Peki nasıl oluyor da milyonlarca insanın verdiği oy bir lahzada tuzla buz ediliyor?

Tek adam rejiminin, tek parti diktatörlüğünün sürekli sığındığı sistem: Kayyım ataması.

Birine mi kızdılar, birilerini yok etmek mi istiyorlar, birilerinin malına mı göz koydular; anında kayyım ataması yapıyorlar.

Kayyım uygulaması tarihte de bir zülüm aracıydı. Birinin canına, malına kast ettiklerinde bir müsadere kararı çıkarır insanların ocağını söndürürlerdi. İnsanların göz nuru, alın teri, keyfî bir kararla yok edilirdi.

Ak Parti ‘devlet terörü’nün önüne geçeceği vaadi ile kurulmuştu. Devlet küçülecek birey hakları genişleyecekti. Batı demokrasilerinde olduğu gibi bireyin hakları devletin kutsanmış; hatta tanrısallaştırılmış kavramlarından daha önemli hale gelecekti. Hal böyle olunca birey haklarını garanti altına alan demokratik devlet modeli devletin bir zulüm çarkına dönüşmesine mani olacaktı.

Heyhat!

Kayyım zulmü kısa vadede nasıl başladı diye sorsam belki Türkiye’de pek çok insan hatırlamayacak. Oysa 17 Aralık 2013’te yolsuzluk ve rüşvetten suçüstü yakalanan Erdoğan ve yakınları hakkında ‘gereğini yapmak’ yerine, bunun sorumlusu olarak gördüğü Cemaat’i bitirmek için kayyım sopasını kullanmayı tercih etmişti AKP iktidarı.

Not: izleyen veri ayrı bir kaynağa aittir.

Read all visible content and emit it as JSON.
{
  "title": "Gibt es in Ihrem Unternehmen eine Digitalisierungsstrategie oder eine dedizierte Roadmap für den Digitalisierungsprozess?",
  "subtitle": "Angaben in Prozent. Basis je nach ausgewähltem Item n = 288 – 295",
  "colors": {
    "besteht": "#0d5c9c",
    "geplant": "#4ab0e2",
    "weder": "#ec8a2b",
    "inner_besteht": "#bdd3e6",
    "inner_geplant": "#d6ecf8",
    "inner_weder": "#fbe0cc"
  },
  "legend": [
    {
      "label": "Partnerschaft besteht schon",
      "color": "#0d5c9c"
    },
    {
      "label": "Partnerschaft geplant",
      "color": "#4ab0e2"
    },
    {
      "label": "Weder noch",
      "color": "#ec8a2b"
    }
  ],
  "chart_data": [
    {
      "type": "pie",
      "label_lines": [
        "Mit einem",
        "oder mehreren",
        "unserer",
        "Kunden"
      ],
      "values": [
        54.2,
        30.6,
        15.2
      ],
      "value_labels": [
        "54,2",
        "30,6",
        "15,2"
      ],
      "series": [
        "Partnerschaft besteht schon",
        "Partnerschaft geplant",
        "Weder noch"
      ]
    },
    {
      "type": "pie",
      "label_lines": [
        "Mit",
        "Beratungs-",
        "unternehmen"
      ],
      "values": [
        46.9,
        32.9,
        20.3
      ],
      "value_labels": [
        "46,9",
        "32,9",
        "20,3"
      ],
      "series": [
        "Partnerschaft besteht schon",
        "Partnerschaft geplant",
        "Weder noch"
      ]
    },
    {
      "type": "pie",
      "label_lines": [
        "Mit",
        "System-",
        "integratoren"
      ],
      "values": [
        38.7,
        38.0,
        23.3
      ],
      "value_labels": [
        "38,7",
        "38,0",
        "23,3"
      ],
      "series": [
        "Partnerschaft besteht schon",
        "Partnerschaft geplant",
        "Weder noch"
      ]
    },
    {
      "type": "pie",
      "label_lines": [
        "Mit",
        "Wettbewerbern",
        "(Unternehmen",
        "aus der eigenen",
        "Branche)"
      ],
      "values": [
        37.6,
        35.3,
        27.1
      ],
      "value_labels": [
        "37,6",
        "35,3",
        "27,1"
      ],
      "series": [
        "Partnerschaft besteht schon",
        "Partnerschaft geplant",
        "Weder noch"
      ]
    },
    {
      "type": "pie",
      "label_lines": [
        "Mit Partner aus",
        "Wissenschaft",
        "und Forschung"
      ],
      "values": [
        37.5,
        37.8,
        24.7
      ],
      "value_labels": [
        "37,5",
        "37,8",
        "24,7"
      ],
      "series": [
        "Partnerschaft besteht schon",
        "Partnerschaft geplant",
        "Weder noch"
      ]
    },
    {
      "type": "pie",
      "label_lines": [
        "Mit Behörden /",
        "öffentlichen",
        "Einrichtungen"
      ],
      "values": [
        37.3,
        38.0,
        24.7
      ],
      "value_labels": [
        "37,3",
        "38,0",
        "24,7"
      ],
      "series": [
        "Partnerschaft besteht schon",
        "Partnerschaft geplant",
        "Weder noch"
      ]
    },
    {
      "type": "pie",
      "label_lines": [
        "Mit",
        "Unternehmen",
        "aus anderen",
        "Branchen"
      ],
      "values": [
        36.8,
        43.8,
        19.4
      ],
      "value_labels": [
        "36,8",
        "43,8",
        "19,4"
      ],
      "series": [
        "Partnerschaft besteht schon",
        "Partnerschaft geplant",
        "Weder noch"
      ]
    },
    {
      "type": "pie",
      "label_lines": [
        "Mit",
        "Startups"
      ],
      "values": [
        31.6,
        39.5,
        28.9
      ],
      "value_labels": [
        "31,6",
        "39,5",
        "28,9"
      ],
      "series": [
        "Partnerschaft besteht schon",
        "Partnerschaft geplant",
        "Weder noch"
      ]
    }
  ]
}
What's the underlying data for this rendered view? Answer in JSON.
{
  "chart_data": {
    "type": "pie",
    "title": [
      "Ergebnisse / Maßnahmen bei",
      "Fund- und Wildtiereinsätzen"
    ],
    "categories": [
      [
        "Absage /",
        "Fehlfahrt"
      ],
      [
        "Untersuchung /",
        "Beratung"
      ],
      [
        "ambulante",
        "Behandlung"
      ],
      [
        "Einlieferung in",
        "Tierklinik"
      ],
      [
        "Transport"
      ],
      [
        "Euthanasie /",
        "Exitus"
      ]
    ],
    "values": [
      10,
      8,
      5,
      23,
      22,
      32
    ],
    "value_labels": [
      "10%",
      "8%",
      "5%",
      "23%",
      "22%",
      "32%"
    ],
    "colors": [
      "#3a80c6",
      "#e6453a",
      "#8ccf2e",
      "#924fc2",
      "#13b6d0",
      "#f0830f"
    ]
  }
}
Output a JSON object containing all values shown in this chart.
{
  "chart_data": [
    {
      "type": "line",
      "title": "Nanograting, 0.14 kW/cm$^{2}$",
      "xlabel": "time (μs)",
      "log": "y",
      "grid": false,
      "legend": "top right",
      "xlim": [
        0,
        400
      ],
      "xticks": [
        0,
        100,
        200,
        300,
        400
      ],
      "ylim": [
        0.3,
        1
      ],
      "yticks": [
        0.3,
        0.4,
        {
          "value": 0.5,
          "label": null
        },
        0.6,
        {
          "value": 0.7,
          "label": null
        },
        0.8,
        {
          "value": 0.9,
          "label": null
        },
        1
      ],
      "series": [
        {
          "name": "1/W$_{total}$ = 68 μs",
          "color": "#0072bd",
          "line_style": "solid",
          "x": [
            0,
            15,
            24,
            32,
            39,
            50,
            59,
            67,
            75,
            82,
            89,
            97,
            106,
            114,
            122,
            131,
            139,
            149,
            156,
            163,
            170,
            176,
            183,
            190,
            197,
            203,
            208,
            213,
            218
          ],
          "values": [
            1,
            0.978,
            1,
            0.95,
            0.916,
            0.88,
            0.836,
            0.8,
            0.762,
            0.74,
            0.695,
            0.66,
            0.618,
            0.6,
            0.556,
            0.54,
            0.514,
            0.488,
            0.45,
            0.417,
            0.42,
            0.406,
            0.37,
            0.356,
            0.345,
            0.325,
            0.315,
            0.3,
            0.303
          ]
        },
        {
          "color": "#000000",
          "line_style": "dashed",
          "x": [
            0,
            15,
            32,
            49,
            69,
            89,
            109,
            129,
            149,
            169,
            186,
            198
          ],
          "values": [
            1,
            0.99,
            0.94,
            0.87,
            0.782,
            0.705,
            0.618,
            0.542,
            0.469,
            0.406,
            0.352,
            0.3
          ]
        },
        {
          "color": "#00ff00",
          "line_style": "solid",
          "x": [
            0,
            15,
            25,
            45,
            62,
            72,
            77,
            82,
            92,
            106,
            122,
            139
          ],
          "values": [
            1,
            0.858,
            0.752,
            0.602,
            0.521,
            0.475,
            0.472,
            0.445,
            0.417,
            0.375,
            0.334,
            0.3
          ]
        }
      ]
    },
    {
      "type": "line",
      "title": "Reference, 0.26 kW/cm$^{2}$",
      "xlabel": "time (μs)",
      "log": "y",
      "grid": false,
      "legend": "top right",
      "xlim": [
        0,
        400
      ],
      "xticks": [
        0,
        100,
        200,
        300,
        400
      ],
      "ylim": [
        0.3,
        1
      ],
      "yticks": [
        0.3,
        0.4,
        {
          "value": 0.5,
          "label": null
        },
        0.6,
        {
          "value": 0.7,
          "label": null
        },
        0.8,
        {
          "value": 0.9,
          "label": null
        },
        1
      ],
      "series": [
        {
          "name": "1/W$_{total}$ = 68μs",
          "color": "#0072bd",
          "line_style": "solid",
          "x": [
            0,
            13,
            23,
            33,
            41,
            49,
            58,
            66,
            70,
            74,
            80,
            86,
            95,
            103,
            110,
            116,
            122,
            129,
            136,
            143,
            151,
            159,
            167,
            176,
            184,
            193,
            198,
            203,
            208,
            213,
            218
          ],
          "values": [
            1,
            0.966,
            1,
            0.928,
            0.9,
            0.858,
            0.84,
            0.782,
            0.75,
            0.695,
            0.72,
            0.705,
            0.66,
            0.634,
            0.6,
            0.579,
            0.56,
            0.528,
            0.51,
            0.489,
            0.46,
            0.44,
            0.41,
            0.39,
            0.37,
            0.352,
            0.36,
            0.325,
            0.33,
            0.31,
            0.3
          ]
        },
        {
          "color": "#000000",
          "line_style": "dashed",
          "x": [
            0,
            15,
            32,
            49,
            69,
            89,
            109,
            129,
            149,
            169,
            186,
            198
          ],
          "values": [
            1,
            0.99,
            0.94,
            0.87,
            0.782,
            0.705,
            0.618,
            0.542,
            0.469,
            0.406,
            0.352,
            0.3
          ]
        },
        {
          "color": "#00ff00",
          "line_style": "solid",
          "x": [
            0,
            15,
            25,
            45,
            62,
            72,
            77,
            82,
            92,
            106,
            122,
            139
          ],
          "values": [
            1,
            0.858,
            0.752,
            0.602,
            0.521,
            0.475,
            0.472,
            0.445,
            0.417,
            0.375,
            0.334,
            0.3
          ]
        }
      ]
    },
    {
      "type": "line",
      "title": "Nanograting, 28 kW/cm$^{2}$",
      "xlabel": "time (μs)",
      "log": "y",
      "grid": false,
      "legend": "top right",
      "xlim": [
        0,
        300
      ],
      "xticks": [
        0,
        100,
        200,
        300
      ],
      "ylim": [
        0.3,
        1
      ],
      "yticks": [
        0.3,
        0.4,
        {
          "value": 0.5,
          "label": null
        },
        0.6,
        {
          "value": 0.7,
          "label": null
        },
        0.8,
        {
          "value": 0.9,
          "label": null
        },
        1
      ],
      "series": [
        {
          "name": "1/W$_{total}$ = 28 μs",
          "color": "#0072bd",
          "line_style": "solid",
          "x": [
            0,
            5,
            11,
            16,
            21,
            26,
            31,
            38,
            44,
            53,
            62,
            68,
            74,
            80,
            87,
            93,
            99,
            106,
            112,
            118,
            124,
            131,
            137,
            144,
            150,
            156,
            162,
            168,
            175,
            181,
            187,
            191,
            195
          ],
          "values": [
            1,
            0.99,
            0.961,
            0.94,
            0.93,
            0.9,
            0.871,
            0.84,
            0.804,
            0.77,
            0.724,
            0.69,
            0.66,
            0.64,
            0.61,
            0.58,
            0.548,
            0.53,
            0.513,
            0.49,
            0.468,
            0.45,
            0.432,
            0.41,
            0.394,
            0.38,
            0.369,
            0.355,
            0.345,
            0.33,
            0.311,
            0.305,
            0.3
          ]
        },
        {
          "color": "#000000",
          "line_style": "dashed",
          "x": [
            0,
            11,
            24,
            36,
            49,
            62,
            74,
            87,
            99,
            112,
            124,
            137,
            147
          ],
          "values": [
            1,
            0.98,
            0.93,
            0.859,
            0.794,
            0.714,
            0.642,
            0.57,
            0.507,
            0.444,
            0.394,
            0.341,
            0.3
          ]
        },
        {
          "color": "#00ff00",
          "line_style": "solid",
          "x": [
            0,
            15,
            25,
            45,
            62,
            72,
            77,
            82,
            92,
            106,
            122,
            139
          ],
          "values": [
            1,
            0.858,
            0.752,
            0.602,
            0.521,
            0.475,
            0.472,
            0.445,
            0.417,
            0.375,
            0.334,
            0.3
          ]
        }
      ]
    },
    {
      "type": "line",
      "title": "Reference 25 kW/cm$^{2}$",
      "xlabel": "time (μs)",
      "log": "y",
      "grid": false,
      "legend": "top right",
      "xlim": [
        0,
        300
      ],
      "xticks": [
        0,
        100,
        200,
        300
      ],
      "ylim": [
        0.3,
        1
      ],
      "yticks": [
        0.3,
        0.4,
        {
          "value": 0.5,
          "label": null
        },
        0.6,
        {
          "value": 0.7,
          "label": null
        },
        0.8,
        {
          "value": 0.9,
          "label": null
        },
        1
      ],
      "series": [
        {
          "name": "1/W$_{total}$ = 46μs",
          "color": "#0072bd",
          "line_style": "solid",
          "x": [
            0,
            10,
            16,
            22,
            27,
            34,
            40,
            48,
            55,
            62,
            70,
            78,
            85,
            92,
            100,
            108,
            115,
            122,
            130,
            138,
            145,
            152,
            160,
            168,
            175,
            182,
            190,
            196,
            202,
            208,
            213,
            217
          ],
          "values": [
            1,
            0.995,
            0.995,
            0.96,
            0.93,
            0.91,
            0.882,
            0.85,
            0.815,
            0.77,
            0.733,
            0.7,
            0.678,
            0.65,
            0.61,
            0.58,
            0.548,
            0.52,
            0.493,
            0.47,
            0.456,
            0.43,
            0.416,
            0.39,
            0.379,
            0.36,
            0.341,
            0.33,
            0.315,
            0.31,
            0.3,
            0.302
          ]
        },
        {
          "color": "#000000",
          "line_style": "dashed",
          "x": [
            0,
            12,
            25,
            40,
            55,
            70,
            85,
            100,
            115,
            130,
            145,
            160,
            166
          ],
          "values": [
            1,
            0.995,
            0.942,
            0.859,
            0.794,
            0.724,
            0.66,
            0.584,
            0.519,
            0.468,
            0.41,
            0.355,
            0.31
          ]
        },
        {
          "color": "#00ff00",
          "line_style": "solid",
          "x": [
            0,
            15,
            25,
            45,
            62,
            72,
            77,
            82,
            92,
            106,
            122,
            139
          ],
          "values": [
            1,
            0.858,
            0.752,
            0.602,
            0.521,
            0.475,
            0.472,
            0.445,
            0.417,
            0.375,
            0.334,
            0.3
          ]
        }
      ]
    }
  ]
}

Kayyım, kamuoyunun o kadar yabancı olduğu bir kavramdı ki önce bir şaşkınlık yaşandı. Hatta o dönemde ‘kayyım’ diye mi yazılır ‘kayyum’ diye mi tartışmasına şahit olduk.

Neydi kayyım? 

Özellikle 2015 yılından itibaren gündemimize giren kayyım uygulaması, Cemaat’e yakınlığıyla bilinen şirketlere el koymak şeklinde tezahür etti. Herhangi bir yargılama yapılmaksızın, karşı tarafın savunması alınmaksızın bir savcı talep etti, bir Sulh Ceza Hâkimi karar verdi ve bir gecede şirketlere el konuldu. Görünürde bir savcı ve bir hakim tarafından verilen bu kararlar aslında Reis’in talimatlarının yerine getirilmesinden başka bir şey değildi. Hakim ve savcı cübbesi giyen bazı insanlar da utanmadan, sıkılmadan, arlanmadan, insanların malına mülküne alın terine el koyuyordu.

Diyarbakır'da kayyım protestosuna polis müdahale etti... Foto: Reuters
Diyarbakır’da kayyım protestosuna polis müdahale etti… Foto: Reuters

Erdoğan iktidarı ilk geniş çaplı kayyım operasyonunu başarılı iş adamı Akın İpek üzerinde denedi.

Önce dolandırıcılıktan sabıkalı bir bilirkişiye düzmece rapor hazırlattılar, ardından iktidarın yandaşı bir Sulh Ceza Hakiminin karıyla alın teriyle kazanılan malvarlığına haramiler gibi çöktüler.

Bunun adı resmen gasptı. Devlet zırhına bürünmüş, hangi tecrübeye sahip olduğu, hangi mahareti olduğu bilinmeyen kayyımlar aracılığıyla milyarlarca liralık malvarlıklarına el konulup talan edildi.

15 Temmuz sonrasında işler iyice çığırından çıktı. Hizmet hareketi ile irtibatlı gördükleri herkesin ve her kurumun malına mülküne kayyım adını verdikleri haramileri gönderdiler.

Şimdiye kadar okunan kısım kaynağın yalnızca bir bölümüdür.